School of Rock


Una persona más que me diga “¿Pero de dónde crees que salieron los Strokes? Ellos no inventaron nada”, con esa arrogancia del que se regodea en su calidad de fanático de los grandes clásicos del rock, y te juro que no lo dudo. Acomodo mi garganta, le doy forma en mi boca y le lanzo el escupitajo más grande que este mundo jamás haya visto por parte de una persona cuyas hormonas se componen, principalmente, de estrógenos.

Te juro que lo entiendo, te juro que me gustan los Stooges, te prometo que me doy cuenta de que las guitarras estrokeras suenan igual a la de los grandes próceres del movimiento musical más grande del mundo, pero no me puede importar un ápice menos.

Su música no será de avant-garde, sus melodías no serán la promesa de la composición moderna, pero son putamente buenos.
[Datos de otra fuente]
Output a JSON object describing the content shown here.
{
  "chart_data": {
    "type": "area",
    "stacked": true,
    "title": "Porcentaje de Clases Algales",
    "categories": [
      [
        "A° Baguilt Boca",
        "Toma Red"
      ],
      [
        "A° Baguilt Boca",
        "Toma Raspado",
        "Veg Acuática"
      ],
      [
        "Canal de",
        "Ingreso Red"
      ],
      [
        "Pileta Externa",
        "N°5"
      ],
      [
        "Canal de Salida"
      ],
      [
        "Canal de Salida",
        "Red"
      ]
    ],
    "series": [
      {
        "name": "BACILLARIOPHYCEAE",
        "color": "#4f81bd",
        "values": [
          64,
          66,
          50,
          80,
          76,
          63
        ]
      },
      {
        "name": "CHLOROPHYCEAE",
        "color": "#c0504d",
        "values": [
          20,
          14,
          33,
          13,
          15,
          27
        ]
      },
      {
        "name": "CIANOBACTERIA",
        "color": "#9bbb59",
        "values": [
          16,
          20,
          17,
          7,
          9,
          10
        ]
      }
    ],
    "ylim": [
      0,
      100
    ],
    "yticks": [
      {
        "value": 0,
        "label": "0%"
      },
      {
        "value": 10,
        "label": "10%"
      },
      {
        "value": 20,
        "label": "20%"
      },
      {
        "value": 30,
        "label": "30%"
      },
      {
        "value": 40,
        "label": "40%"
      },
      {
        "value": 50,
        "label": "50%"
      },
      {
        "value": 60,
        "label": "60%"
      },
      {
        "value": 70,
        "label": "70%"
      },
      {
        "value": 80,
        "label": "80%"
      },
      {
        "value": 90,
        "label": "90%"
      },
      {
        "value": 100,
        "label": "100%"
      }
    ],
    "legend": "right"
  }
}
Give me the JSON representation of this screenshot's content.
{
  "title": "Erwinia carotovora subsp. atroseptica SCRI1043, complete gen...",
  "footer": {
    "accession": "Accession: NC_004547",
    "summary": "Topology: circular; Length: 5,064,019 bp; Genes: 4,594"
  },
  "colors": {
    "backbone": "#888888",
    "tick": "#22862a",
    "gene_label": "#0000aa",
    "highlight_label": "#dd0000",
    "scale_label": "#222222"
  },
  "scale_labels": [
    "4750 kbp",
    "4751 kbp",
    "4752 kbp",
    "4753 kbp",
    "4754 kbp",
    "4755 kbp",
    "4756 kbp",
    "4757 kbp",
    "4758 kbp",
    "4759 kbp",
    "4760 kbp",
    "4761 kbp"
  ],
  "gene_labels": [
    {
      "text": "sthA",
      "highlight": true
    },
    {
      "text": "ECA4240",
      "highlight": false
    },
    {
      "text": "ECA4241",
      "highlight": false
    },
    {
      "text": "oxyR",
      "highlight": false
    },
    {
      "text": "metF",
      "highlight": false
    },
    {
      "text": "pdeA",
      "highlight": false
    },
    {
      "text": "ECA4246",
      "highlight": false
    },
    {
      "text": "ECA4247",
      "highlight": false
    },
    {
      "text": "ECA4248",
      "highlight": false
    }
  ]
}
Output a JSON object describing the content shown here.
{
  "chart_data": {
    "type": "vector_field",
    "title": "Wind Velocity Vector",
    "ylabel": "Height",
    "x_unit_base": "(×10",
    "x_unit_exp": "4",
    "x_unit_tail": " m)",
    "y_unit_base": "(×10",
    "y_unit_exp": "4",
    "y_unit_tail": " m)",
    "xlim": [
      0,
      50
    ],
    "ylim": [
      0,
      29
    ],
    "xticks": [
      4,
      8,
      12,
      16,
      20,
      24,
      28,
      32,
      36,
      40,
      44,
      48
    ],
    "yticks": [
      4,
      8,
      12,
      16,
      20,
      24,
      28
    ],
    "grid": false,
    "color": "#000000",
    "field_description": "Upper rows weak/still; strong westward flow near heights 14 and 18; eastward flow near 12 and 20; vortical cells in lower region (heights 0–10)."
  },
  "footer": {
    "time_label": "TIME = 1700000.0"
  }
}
Y con eso me basta. Me basta entender que, como en muchos aspectos de la corriente creativa, las posibilidades de cambio son más que reducidas. Tengo la coherencia suficiente para darme cuenta de que de los 2.000 millones de bandas que se forman por año, a sólo un mínimo porcentaje de ellas se las puede denominar innovadoras. ¿Pero cuánto de eso importa si la intro de Heart in a Cage tiene el caudal de energía necesario para transmitirme una pequeña dosis de 220V en el cerebro? ¿Con qué necesidad voy a negar el talento de una banda cuyas influencias, imposibles de evitar, se cuelan en los acordes de sus canciones?

Aceptar que algo es bueno, más allá de poder rastrear o no sus orígenes en sus antecesores, no es rechazar lo clásico, es reinventarlo, es revitalizarlo, y por qué no, es una manera de imprimirle un valor que quizás habíamos olvidado que tenía. Es hora de reconciliar lo viejo con lo nuevo, en lugar de tener, necesariamente, que elegir un bando.